Officially, cholera in Thai is a-hee-wah (โรคอหิวาห์). In slang usage however, cholera is known as roke-hah (โรคห่า, hah disease). The word “hah” is used to describe the “evil spirit” or “ghost” that the people took the cholera plague to be.
There have been seven worldwide cholera outbreaks. The first was in 1816. The worst was perhaps the third outbreak in 1852, when over a million people died from the disease.
Siam in times of cholera
In Thailand (known then as Siam), there was a cholera outbreak during the reign of King Rama 2, in the year 1820. At the time, the people called it hah-long (basically means, hah is upon us). An estimated 30,000 people died from the cholera plague.

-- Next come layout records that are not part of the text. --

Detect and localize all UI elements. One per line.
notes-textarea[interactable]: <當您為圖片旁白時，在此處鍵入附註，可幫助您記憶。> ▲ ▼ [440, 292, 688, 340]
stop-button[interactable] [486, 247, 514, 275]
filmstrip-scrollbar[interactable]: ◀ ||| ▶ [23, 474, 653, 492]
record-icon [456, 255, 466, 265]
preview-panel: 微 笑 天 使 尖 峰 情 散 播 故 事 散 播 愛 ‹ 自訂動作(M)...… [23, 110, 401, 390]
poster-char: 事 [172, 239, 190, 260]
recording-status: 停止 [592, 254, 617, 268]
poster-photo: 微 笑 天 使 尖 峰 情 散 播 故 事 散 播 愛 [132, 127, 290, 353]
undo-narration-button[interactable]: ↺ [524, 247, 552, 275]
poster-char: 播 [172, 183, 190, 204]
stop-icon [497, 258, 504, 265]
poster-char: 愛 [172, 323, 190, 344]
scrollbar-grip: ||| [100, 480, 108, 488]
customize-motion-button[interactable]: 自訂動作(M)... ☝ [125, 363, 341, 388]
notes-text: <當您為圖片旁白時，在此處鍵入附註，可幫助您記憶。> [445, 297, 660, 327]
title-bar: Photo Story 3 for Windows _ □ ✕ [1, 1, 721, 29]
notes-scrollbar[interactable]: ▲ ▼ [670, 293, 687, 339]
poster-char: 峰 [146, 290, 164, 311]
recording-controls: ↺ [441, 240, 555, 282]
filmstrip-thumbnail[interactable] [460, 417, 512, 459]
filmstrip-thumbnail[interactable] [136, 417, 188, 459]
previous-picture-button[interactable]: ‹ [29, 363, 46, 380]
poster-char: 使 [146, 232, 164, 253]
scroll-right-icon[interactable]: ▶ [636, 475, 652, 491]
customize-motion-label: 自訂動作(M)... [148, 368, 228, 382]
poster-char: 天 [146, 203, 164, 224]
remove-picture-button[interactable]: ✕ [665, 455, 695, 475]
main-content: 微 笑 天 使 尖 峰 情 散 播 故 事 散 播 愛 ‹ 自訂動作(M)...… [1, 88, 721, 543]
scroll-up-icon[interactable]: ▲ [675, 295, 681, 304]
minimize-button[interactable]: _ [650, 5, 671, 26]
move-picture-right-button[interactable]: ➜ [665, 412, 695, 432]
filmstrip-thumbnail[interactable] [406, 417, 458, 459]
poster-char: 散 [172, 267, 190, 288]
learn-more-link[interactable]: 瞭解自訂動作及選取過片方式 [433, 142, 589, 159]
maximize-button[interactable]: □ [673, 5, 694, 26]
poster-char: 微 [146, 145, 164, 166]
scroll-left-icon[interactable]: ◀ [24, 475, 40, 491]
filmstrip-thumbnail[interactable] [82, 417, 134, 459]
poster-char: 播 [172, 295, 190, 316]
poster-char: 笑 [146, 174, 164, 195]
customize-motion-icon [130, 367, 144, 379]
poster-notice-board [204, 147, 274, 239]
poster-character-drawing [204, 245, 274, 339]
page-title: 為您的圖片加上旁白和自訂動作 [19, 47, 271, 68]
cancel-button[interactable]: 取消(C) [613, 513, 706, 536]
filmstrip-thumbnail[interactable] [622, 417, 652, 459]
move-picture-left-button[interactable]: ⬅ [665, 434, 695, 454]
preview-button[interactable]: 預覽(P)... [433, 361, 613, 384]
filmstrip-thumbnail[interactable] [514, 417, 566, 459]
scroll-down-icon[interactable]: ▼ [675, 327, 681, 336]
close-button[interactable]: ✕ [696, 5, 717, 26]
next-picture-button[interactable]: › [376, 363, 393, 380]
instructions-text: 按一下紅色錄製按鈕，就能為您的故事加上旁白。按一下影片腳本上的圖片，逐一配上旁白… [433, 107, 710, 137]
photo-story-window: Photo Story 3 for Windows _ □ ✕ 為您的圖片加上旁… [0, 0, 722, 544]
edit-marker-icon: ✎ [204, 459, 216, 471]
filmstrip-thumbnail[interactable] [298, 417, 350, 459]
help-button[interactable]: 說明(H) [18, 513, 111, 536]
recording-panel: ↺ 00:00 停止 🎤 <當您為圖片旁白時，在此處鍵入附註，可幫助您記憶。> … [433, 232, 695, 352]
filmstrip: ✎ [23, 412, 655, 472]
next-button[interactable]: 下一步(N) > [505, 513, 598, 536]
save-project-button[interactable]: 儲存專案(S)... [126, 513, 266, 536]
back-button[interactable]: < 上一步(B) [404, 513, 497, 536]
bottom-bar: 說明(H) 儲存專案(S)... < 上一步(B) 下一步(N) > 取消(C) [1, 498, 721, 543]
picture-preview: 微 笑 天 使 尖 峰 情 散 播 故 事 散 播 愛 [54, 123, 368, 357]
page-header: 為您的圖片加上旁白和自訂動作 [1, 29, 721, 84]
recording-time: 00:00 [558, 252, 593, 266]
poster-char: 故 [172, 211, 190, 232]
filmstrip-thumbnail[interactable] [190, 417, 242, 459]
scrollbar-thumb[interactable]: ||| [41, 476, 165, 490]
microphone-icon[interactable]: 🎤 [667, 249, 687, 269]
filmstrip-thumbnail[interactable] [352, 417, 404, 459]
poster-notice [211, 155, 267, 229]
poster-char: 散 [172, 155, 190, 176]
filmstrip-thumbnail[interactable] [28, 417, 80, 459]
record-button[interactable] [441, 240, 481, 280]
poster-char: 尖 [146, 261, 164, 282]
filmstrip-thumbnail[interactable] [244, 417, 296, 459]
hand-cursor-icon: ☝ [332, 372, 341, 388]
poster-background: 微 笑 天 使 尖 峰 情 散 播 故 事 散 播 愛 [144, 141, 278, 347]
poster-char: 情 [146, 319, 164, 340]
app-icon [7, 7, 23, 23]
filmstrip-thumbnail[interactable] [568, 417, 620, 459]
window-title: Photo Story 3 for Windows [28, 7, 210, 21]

Historical records say that the outbreak came to Thailand from Penang, in Malaysia. One way to deal with the dead bodies was to pile them up and burn them. The combination of the outbreak and burning piles of dead bodies caused residents to leave Bangkok for the provinces.
To fight the cholera outbreak, King Rama 2 decreed for all works to stop and for the people to stay at home and observe the Buddhist precepts. As no one went out, the disease soon disappeared.
Another cholera outbreak occurred in 1849, during the reign of King Rama 3. It took the lives of approximately 40,000 people, and was thought to have spread from Penang once again.
During the reign of King Rama 4, there was a cholera outbreak in Tak Province, but it was not severe. There were two outbreaks during the reign of King Rama 5, in 1872 and 1881. They were contained quickly as medical science advanced, and by that time, Thailand had indoor plumbing.
But still, the disease never quite went away. In 1958-59, there was another outbreak, resulting in over 2,000 loss of lives.
As you can see, the cholera plague was recurrent and devastating, instilling fear into the people in those times. As such, it was associated with evil, a devilish spirit or a ghost. Therefore, it became an insult name-call, e-hah (the female form) and ai-hah (the male form).
But of course, a slang is not a slang without a little creativity. Raag means to puke. Puking is a symptom of cholera. Hence, e-hah-raag or ai-hah-raag. Which literally means, “you damn puking cholera”; a bigger insult than just saying “you damn cholera”.